I don't understand Doug's statement: "So implementations cannot be allowed
to merge reads in ways that are sure to reduce the number of possible
program traces."  We have hardware microarchitectures that do this on a
grand scale by transactionally committing a bunch of memory operations in
bulk (cf. http://dl.acm.org/citation.cfm?doid=1610252.1610271), so many
intermediate states are invisible. In general the rules are that we cannot
add traces, but removing possible traces is entirely fine.

My (failed) proposal to the C++ committee was to restrict software
transformations informally to be comparable to the hardware effects we
observe anyway.  I think that is the strongest property code that deals
only with conventional memory (not device registers) can reliably test for.

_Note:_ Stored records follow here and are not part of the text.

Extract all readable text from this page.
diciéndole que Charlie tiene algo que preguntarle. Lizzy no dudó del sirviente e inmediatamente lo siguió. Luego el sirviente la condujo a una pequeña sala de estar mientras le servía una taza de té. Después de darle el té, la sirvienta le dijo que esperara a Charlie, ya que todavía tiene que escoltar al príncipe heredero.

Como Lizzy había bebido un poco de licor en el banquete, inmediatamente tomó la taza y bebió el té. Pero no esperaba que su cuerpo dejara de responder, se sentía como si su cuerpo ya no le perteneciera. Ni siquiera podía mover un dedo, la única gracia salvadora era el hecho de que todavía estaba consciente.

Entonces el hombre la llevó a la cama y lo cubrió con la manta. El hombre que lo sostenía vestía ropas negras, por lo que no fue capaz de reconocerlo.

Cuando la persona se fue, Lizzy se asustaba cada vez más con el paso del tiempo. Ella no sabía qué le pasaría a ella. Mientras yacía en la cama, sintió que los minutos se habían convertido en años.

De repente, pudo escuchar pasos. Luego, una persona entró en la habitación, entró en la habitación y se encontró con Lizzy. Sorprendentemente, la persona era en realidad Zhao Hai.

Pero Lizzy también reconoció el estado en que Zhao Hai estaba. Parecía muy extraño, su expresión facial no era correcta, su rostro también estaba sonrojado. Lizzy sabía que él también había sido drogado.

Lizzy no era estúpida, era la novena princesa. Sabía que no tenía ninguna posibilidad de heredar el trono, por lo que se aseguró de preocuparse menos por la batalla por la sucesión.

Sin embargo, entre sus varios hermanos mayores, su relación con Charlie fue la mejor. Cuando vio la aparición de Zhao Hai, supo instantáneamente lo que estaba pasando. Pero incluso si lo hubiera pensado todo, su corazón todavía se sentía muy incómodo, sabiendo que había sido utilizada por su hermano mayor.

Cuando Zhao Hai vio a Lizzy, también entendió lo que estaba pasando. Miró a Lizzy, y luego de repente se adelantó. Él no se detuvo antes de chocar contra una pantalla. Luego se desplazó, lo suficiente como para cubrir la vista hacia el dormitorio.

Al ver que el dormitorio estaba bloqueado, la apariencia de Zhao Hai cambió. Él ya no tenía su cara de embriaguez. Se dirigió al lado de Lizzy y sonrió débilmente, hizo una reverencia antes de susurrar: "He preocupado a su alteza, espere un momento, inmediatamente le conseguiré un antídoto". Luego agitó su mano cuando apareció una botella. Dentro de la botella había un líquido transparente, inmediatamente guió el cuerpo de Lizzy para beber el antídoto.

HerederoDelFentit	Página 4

On Tue, Jul 26, 2016 at 1:03 PM, Doug Lea <dl at cs.oswego.edu> wrote:

>
> Moving ever further away from the alleged subject line...
>
>
> On 07/26/2016 01:09 PM, Paul E. McKenney wrote:
>
>> On Mon, Jul 25, 2016 at 03:24:48PM -0400, Doug Lea wrote:
>>
>>> (Gratuitously editorializing, one would think that in C++,
>>> it might also be popular to adopt this interpretation, and
>>> eliminate the need to ever integrate C "volatile", or to
>>> re-spec consume mode.)
>>>
>>
>> Yes and no.
>>
>> If I am working on a low-level synchronization primitive, then yes,
>> I really do want the system to do -exactly- what I tell it to, no more,
>> no less.
>>
>> But in higher-level code, I would likely be quite happy for the compiler
>> to fuse accesses, if it could do so without violating the memory model.
>>
>>
> The C++-relaxed spec definitely shows this tension. Sometimes people
> want it to mean just "plain, but don't tear words".  Which is not the
> same as what you'd otherwise spec as "the cheapest mode for a
> thread-safe variable respecting coherence". In Java,
> with the availability of "Plain" accesses even for volatiles,
> and access-atomicity for references and <=32bit scalars,
> there is little motivation to compromise for Opaque mode.
>
> In which case, the main premise is that when users use non-plain
> access modes for reads (similarly, but less interestingly writes), they
> are expressing that they intend to handle all of the possible program
> traces that might result if two subsequent reads see different values.
> So implementations cannot be allowed to merge reads in ways that are
> sure to reduce the number of possible program traces.
>
> Again, this is symmetric to the idea that implementations cannot be
> allowed to add writes (e.g., duplicate them) in ways that are sure to
> increase the number of possible program traces.
>
> It is surely possible to introduce a formalization of traces that
> rigorously states both constraints. But it is not easy to define an
> underlying trace model that covers practical execution issues. So in a
> language spec, it may be preferable to just say no merged reads and no
> added writes for atomics. Which is what C++ and Java both do now for
> no-added-writes. Or, it may be a better idea to leave the trace-based
> requirements incompletely formalized, which should have the same
> practical effect. Or even better (but not soon) agree upon some formalism.
>
> -Doug
>
>